Allow the Fathers actually love^ their family.
(As opposed to his being chased away or neutered/castrated from said responsibility[and gee, i wonder who it was that did said chasing away and/or castrating, huh,…])

^yes, this is a super-over-simplified statement, better to start with milk BEFORE you get to the 3" thick Steak.

TaboToka (profile) says:

Re: Focus Change Required,...

Allow the Fathers actually love^ their family.
(As opposed to his being chased away or neutered/castrated from said responsibility…

Projecting a little hard there, buddy.

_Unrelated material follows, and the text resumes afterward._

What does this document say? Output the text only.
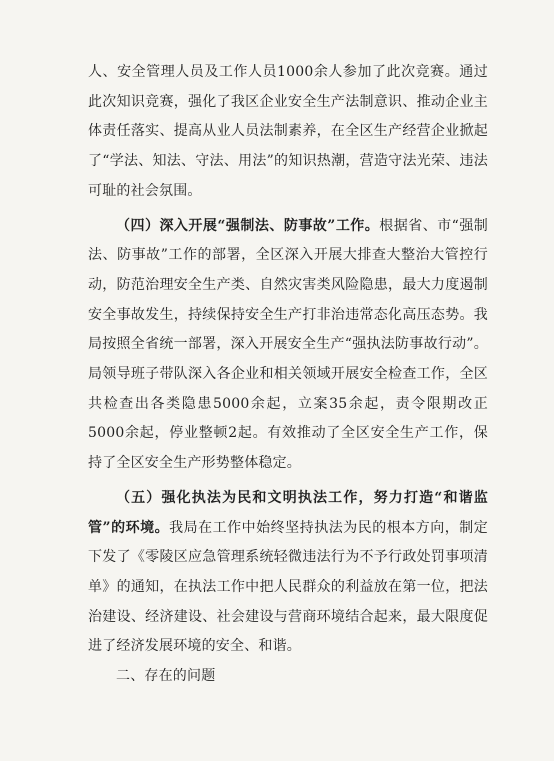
人、安全管理人员及工作人员1000余人参加了此次竞赛。通过此次知识竞赛，强化了我区企业安全生产法制意识、推动企业主体责任落实、提高从业人员法制素养，在全区生产经营企业掀起了“学法、知法、守法、用法”的知识热潮，营造守法光荣、违法可耻的社会氛围。

（四）深入开展“强制法、防事故”工作。根据省、市“强制法、防事故”工作的部署，全区深入开展大排查大整治大管控行动，防范治理安全生产类、自然灾害类风险隐患，最大力度遏制安全事故发生，持续保持安全生产打非治违常态化高压态势。我局按照全省统一部署，深入开展安全生产“强执法防事故行动”。局领导班子带队深入各企业和相关领域开展安全检查工作，全区共检查出各类隐患5000余起，立案35余起，责令限期改正5000余起，停业整顿2起。有效推动了全区安全生产工作，保持了全区安全生产形势整体稳定。

（五）强化执法为民和文明执法工作，努力打造“和谐监管”的环境。我局在工作中始终坚持执法为民的根本方向，制定下发了《零陵区应急管理系统轻微违法行为不予行政处罚事项清单》的通知，在执法工作中把人民群众的利益放在第一位，把法治建设、经济建设、社会建设与营商环境结合起来，最大限度促进了经济发展环境的安全、和谐。

二、存在的问题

If a father doesn’t have his act together, is not emotionally mature enough to be responsible, then perhaps he isn’t fit.

On the other hand, there are lots of us fathers who do love our kids, who see violence as not a form of control, but of an out-of-control, emotionally damaging act.

If you want to do something to your kid that would get you arrested or put in the hospital if you tried it against another adult, then maybe you don’t know what you’re doing, so either get educated or GTFO

TaboToka (profile) says:

A study!

Whenever I hear about some study, I tend to dismiss it until/unless it is published in a peer-reviewed, reputable journal. Never forget no-longer-a-doctor Andrew Wakefield’s garbage "study" that has caused immeasurable damage to thousands if not millions of children.

With that in mind, I was pleasantly surprised to see this is a published study. For interesting reading, check out the reviewers’ comments and discussion about the study data.